Match correct T.S. to your application.
<<<<<Tensile Strength…What's in it for you?
You may have already noticed that the higher the tensile strength rating of a chain, the progressively higher price tag it carries. That has to do with the costs of the component raw materials used in the chain, the manufacturing costs, heat-treating processes, the price of a barrel of Arabian crude oil, etc., etc., etc. The real question is…
"Why should you pay for a higher Tensile Strength chain?"
Here are the Main Benefits of Higher T.S.…. The useful life of any chain directly relates to the tensile strength number.

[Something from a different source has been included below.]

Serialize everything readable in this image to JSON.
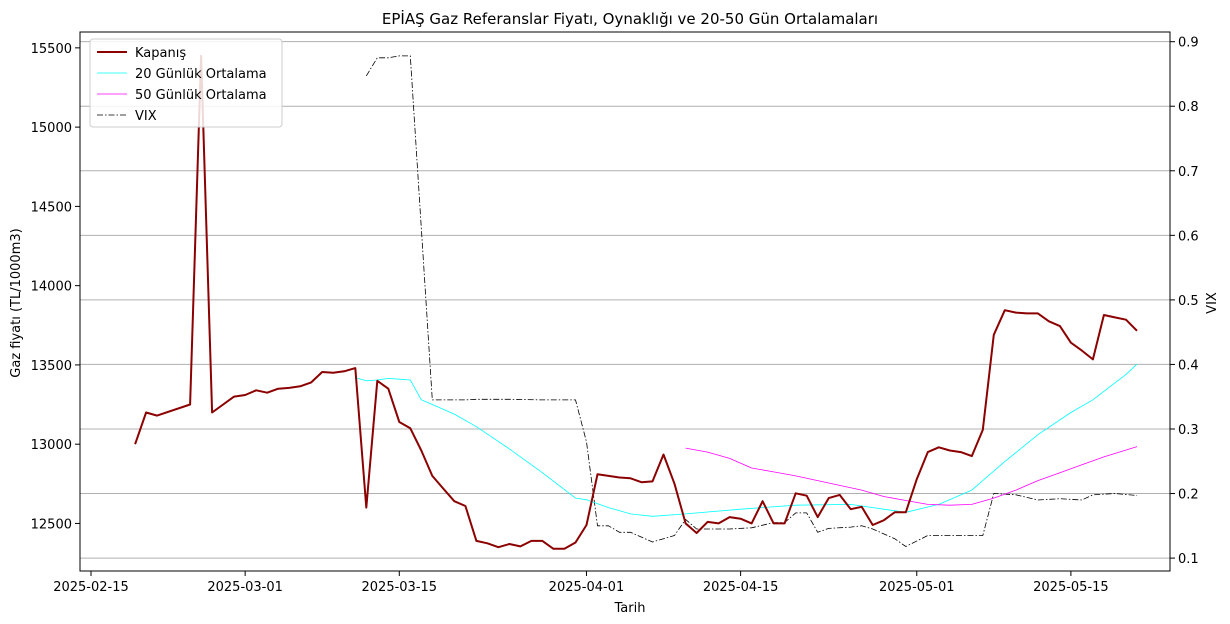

The higher the number, the longer the chain will last, under the same conditions.
The higher the tensile rating, the less the chain will stretch and consequently, the less maintenance required to adjust out the resulting slack.
The greater the tensile strength the more ability the chain has to resist damage caused by shock loads imposed by hi-impact events in the drive train such as dumping the clutch at 12,000 rpm….landing full power-on from a triple…operating the drive system with excessive chain slack or loose sprocket bolts.
Here is the most overlooked, hidden benefit of high tensile: If you ride off-road, the eventual day will come when a rock of just the right size and shape finds its way in between a chain roller and a sprocket tooth. The higher the chains' tensile, the better your odds that the rock loses the contest and gets pulverized. You won't even know it happened. A lower tensile chain has a greater probability of losing the battle to the rock and the chain breaks apart.
So…. What should you buy?
The real questions you should be asking yourself………..and answer…..…are.........
1-How long are you keeping your Bike?
2-Do you like regularly adjusting greasy drive chains?
3-Do you enjoy gambling on unexpected breakdowns due to chain failure?
Category "One" Rider / Mechanic
If you are selling your machine soon, don't mind the hassle of constant chain adjustments or consider trail side emergency repairs a fun adventure…then your choice will be the lowest T.S. chain which will also be the cheapest to buy. However, it may prove much more expensive if it fails and takes out the motor cases or rear hub. But you have to be willing to take that gamble in the first place.
Category "Two" Rider / Mechanic
If you are keeping your bike for years; harbor a true disdain for adjusting chains; or prefer to limit your risks to Friday night poker or the madman next to you in a tight turn at speed…then your choice is clear…purchase well above the recommended minimum and get the highest T.S. chain you can fit into your budget…>>>>>
We're not talking a lot of $$ here either.
Even a real nice non o-ring standard chain with good tensile #'s is only $100-150, depending on what brand you like.